Does all this mean that the existence of viruses for iOS is impossible in principle, and users of Apple devices can feel completely safe? Unfortunately, no. And yet, viruses for iOS exist. Below, we will talk about the most famous virus spreading technologies for iOS.
MDM technology and iOS malware
Because of Apple’s high-security mechanisms in its mobile operating system’s architecture, creating full-fledged malware for this platform turned out to be complicated. Nevertheless, it was made, and it came as no surprise to the experts. Being unable to enter iOS through a front door, an attacker can always break through a window.
Cybercriminals started to use the same mechanism for distributing MDM applications using corporate certificates to spread Trojan programs. Using this technology, it is quite possible to implement targeted precision attacks, which was proven in practice in the summer of 2018. Among other things, an attacker can be, for example, an offended employee of a company using MDM if he has access to the server.
In 2015, a broad distribution of the YiSpecter Trojan using MDM was arranged. The malware was hidden in a client application, which was a video player for viewing pornography. Although it was distributed mainly in China, YiSpecter was one of the first real viruses capable of infecting an iPhone without jailbreak.
iOS viruses and DRM technology
Trojans that did not use MDM to spread originated from the same place where most original IT developments come from, i.e., China. As you know, iPhone applications must be purchased from the official App Store. If the program is honestly bought on this resource and is listed on the user’s account, they can install it on the phone later by connecting it to the computer using a USB-Lighting cable and using iTunes.
When launched, the program will check the user’s Apple ID and ask for an authorization code to ensure that the application installed on the mobile device was actually legally purchased by this user. It uses Apple’s Digital Rights Management (DRM) technology. To bypass this check, the Chinese have come up with a unique program that emulates iTunes’ actions.
Having bought an application from the App Store, the creators of this program intercept and save the authorization code using a vulnerability in the DRM implementation and then transfer it to all other application users. As a result, they get the opportunity to install on their iPhone or iPad a program that they did not pay for. One of these applications is called Aisi.

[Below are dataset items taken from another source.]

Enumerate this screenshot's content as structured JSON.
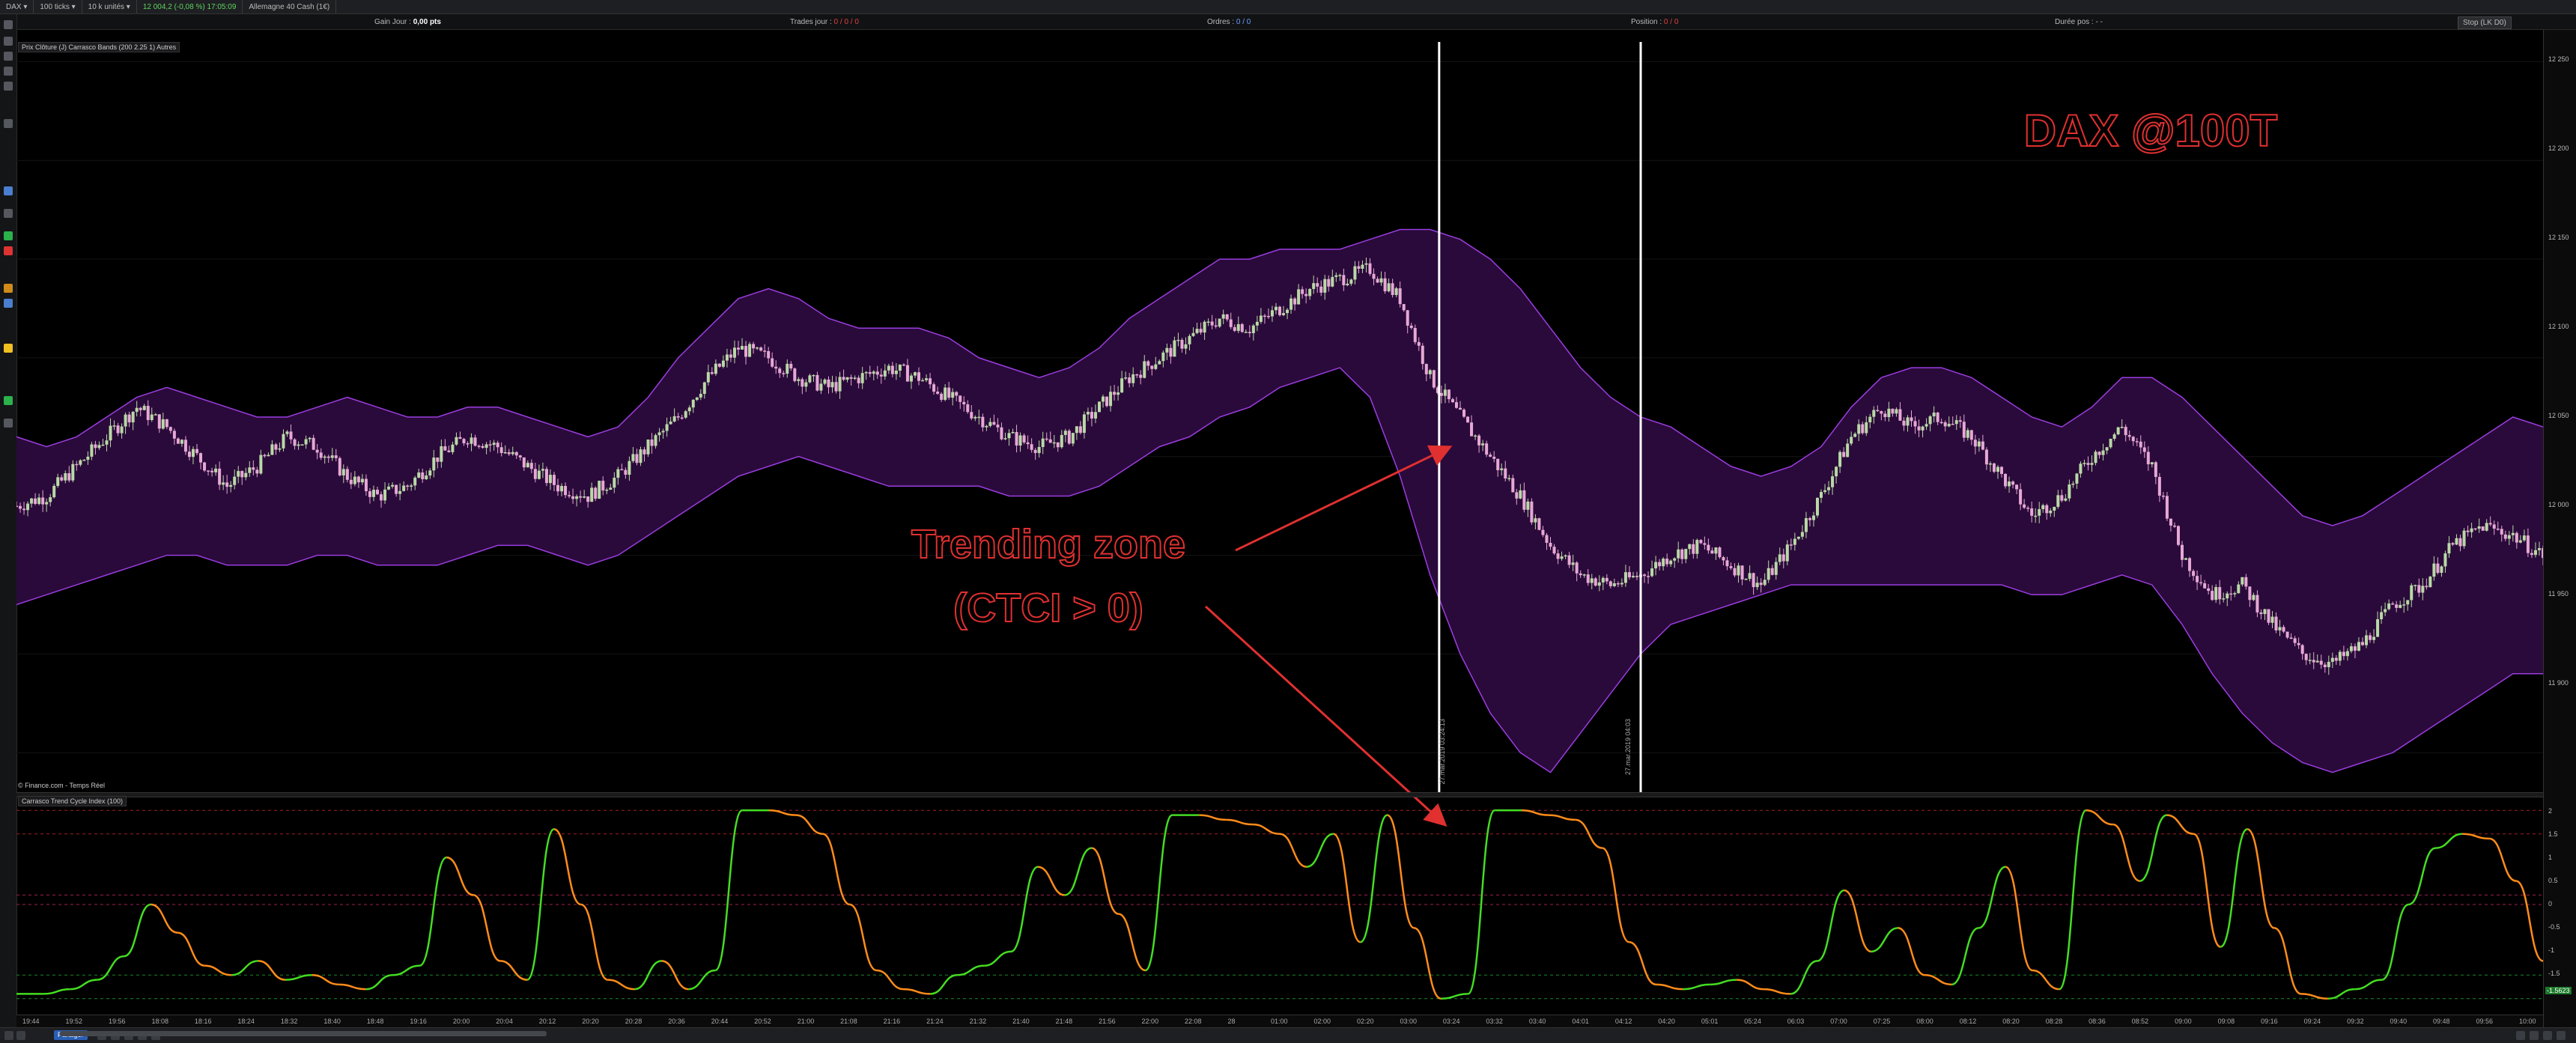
{
  "app": {
    "symbol": "DAX",
    "period": "100 ticks",
    "units": "10 k unités",
    "quote": "12 004,2 (-0,08 %) 17:05:09",
    "instrument": "Allemagne 40 Cash (1€)"
  },
  "infobar": {
    "gain_label": "Gain Jour :",
    "gain_value": "0,00 pts",
    "trades_label": "Trades jour :",
    "trades_value": "0 / 0 / 0",
    "orders_label": "Ordres :",
    "orders_value": "0 / 0",
    "position_label": "Position :",
    "position_value": "0 / 0",
    "duration_label": "Durée pos :",
    "duration_value": "- -",
    "stop_label": "Stop (LK D0)"
  },
  "legend": {
    "price_chart": "Prix  Clôture (J)  Carrasco Bands (200 2.25 1)  Autres",
    "source": "© Finance.com - Temps Réel",
    "indicator": "Carrasco Trend Cycle Index (100)"
  },
  "annotations": {
    "title": "DAX @100T",
    "trend_line1": "Trending zone",
    "trend_line2": "(CTCI > 0)",
    "marker1": "27.mar.2019 03:24:13",
    "marker2": "27.mar.2019 04:03"
  },
  "colors": {
    "band_fill": "#2a0a3a",
    "band_line": "#9b3de0",
    "annotation": "#e03030",
    "ctci_up": "#44dd22",
    "ctci_down": "#ff8c1a",
    "candle_up": "#b9d9a6",
    "candle_down": "#e6a8d5"
  },
  "price_axis": [
    "12 250",
    "12 200",
    "12 150",
    "12 100",
    "12 050",
    "12 000",
    "11 950",
    "11 900"
  ],
  "indicator_axis": [
    "2",
    "1.5",
    "1",
    "0.5",
    "0",
    "-0.5",
    "-1",
    "-1.5"
  ],
  "time_axis": [
    "19:44",
    "19:52",
    "19:56",
    "18:08",
    "18:16",
    "18:24",
    "18:32",
    "18:40",
    "18:48",
    "19:16",
    "20:00",
    "20:04",
    "20:12",
    "20:20",
    "20:28",
    "20:36",
    "20:44",
    "20:52",
    "21:00",
    "21:08",
    "21:16",
    "21:24",
    "21:32",
    "21:40",
    "21:48",
    "21:56",
    "22:00",
    "22:08",
    "28",
    "01:00",
    "02:00",
    "02:20",
    "03:00",
    "03:24",
    "03:32",
    "03:40",
    "04:01",
    "04:12",
    "04:20",
    "05:01",
    "05:24",
    "06:03",
    "07:00",
    "07:25",
    "08:00",
    "08:12",
    "08:20",
    "08:28",
    "08:36",
    "08:52",
    "09:00",
    "09:08",
    "09:16",
    "09:24",
    "09:32",
    "09:40",
    "09:48",
    "09:56",
    "10:00"
  ],
  "ctci_last": "-1.5623",
  "price_last": "12 004",
  "bottom": {
    "share": "Partager"
  },
  "chart_data": [
    {
      "type": "line",
      "name": "price",
      "ylim": [
        11880,
        12260
      ],
      "series": [
        {
          "name": "Clôture",
          "values": [
            12025,
            12030,
            12045,
            12060,
            12075,
            12065,
            12050,
            12035,
            12045,
            12060,
            12055,
            12040,
            12030,
            12035,
            12050,
            12060,
            12055,
            12045,
            12035,
            12030,
            12040,
            12055,
            12070,
            12090,
            12105,
            12100,
            12090,
            12085,
            12090,
            12095,
            12090,
            12080,
            12070,
            12060,
            12055,
            12060,
            12075,
            12090,
            12100,
            12110,
            12120,
            12115,
            12125,
            12135,
            12140,
            12145,
            12130,
            12090,
            12070,
            12050,
            12030,
            12005,
            11990,
            11985,
            11990,
            12000,
            12005,
            11995,
            11985,
            12005,
            12030,
            12060,
            12075,
            12065,
            12070,
            12060,
            12040,
            12020,
            12030,
            12050,
            12065,
            12045,
            12000,
            11980,
            11985,
            11965,
            11950,
            11945,
            11955,
            11975,
            11985,
            12005,
            12015,
            12010,
            12000
          ]
        },
        {
          "name": "Carrasco Bands (upper)",
          "values": [
            12060,
            12055,
            12060,
            12070,
            12080,
            12085,
            12080,
            12075,
            12070,
            12070,
            12075,
            12080,
            12075,
            12070,
            12070,
            12075,
            12075,
            12070,
            12065,
            12060,
            12065,
            12080,
            12100,
            12115,
            12130,
            12135,
            12130,
            12120,
            12115,
            12115,
            12115,
            12110,
            12100,
            12095,
            12090,
            12095,
            12105,
            12120,
            12130,
            12140,
            12150,
            12150,
            12155,
            12155,
            12155,
            12160,
            12165,
            12165,
            12160,
            12150,
            12135,
            12115,
            12095,
            12080,
            12070,
            12065,
            12055,
            12045,
            12040,
            12045,
            12055,
            12075,
            12090,
            12095,
            12095,
            12090,
            12080,
            12070,
            12065,
            12075,
            12090,
            12090,
            12080,
            12065,
            12050,
            12035,
            12020,
            12015,
            12020,
            12030,
            12040,
            12050,
            12060,
            12070,
            12065
          ]
        },
        {
          "name": "Carrasco Bands (lower)",
          "values": [
            11975,
            11980,
            11985,
            11990,
            11995,
            12000,
            12000,
            11995,
            11995,
            11995,
            12000,
            12000,
            11995,
            11995,
            11995,
            12000,
            12005,
            12005,
            12000,
            11995,
            12000,
            12010,
            12020,
            12030,
            12040,
            12045,
            12050,
            12045,
            12040,
            12035,
            12035,
            12035,
            12035,
            12030,
            12030,
            12030,
            12035,
            12045,
            12055,
            12060,
            12070,
            12075,
            12085,
            12090,
            12095,
            12080,
            12040,
            11990,
            11950,
            11920,
            11900,
            11890,
            11910,
            11930,
            11950,
            11965,
            11970,
            11975,
            11980,
            11985,
            11985,
            11985,
            11985,
            11985,
            11985,
            11985,
            11985,
            11980,
            11980,
            11985,
            11990,
            11985,
            11965,
            11940,
            11920,
            11905,
            11895,
            11890,
            11895,
            11900,
            11910,
            11920,
            11930,
            11940,
            11940
          ]
        }
      ]
    },
    {
      "type": "line",
      "name": "Carrasco Trend Cycle Index (100)",
      "ylim": [
        -2.1,
        2.1
      ],
      "series": [
        {
          "name": "CTCI",
          "values": [
            -1.9,
            -1.9,
            -1.8,
            -1.6,
            -1.1,
            0.0,
            -0.6,
            -1.3,
            -1.5,
            -1.2,
            -1.6,
            -1.5,
            -1.7,
            -1.8,
            -1.5,
            -1.3,
            1.0,
            0.2,
            -1.2,
            -1.6,
            1.6,
            0.0,
            -1.6,
            -1.8,
            -1.2,
            -1.8,
            -1.4,
            2.0,
            2.0,
            1.9,
            1.5,
            0.0,
            -1.4,
            -1.8,
            -1.9,
            -1.5,
            -1.3,
            -1.0,
            0.8,
            0.2,
            1.2,
            -0.2,
            -1.4,
            1.9,
            1.9,
            1.8,
            1.7,
            1.5,
            0.8,
            1.5,
            -0.8,
            1.9,
            -0.5,
            -2.0,
            -1.9,
            2.0,
            2.0,
            1.9,
            1.8,
            1.2,
            -0.8,
            -1.7,
            -1.8,
            -1.7,
            -1.6,
            -1.8,
            -1.9,
            -1.2,
            0.3,
            -1.0,
            -0.5,
            -1.5,
            -1.7,
            -0.5,
            0.8,
            -1.4,
            -1.8,
            2.0,
            1.7,
            0.5,
            1.9,
            1.5,
            -0.9,
            1.6,
            -0.5,
            -1.9,
            -2.0,
            -1.8,
            -1.6,
            0.0,
            1.2,
            1.5,
            1.4,
            0.5,
            -1.2
          ]
        }
      ]
    }
  ]
}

Aisi allows users of Apple devices to install illegal software and update and create backup copies of the firmware, jailbreak, download ringtones, and various multimedia content to the phone. When launched, the application asked for your Apple ID account information. This information was immediately sent to the control server.
In the end, the leak of Apple ID opens up a lot of opportunities for potential attackers. They can change the password, lock the device, and demand a ransom from its owner for unlocking, as ransomware does. Thus, despite the reliable security of iOS devices, the user should either think about protection or be as careful as possible.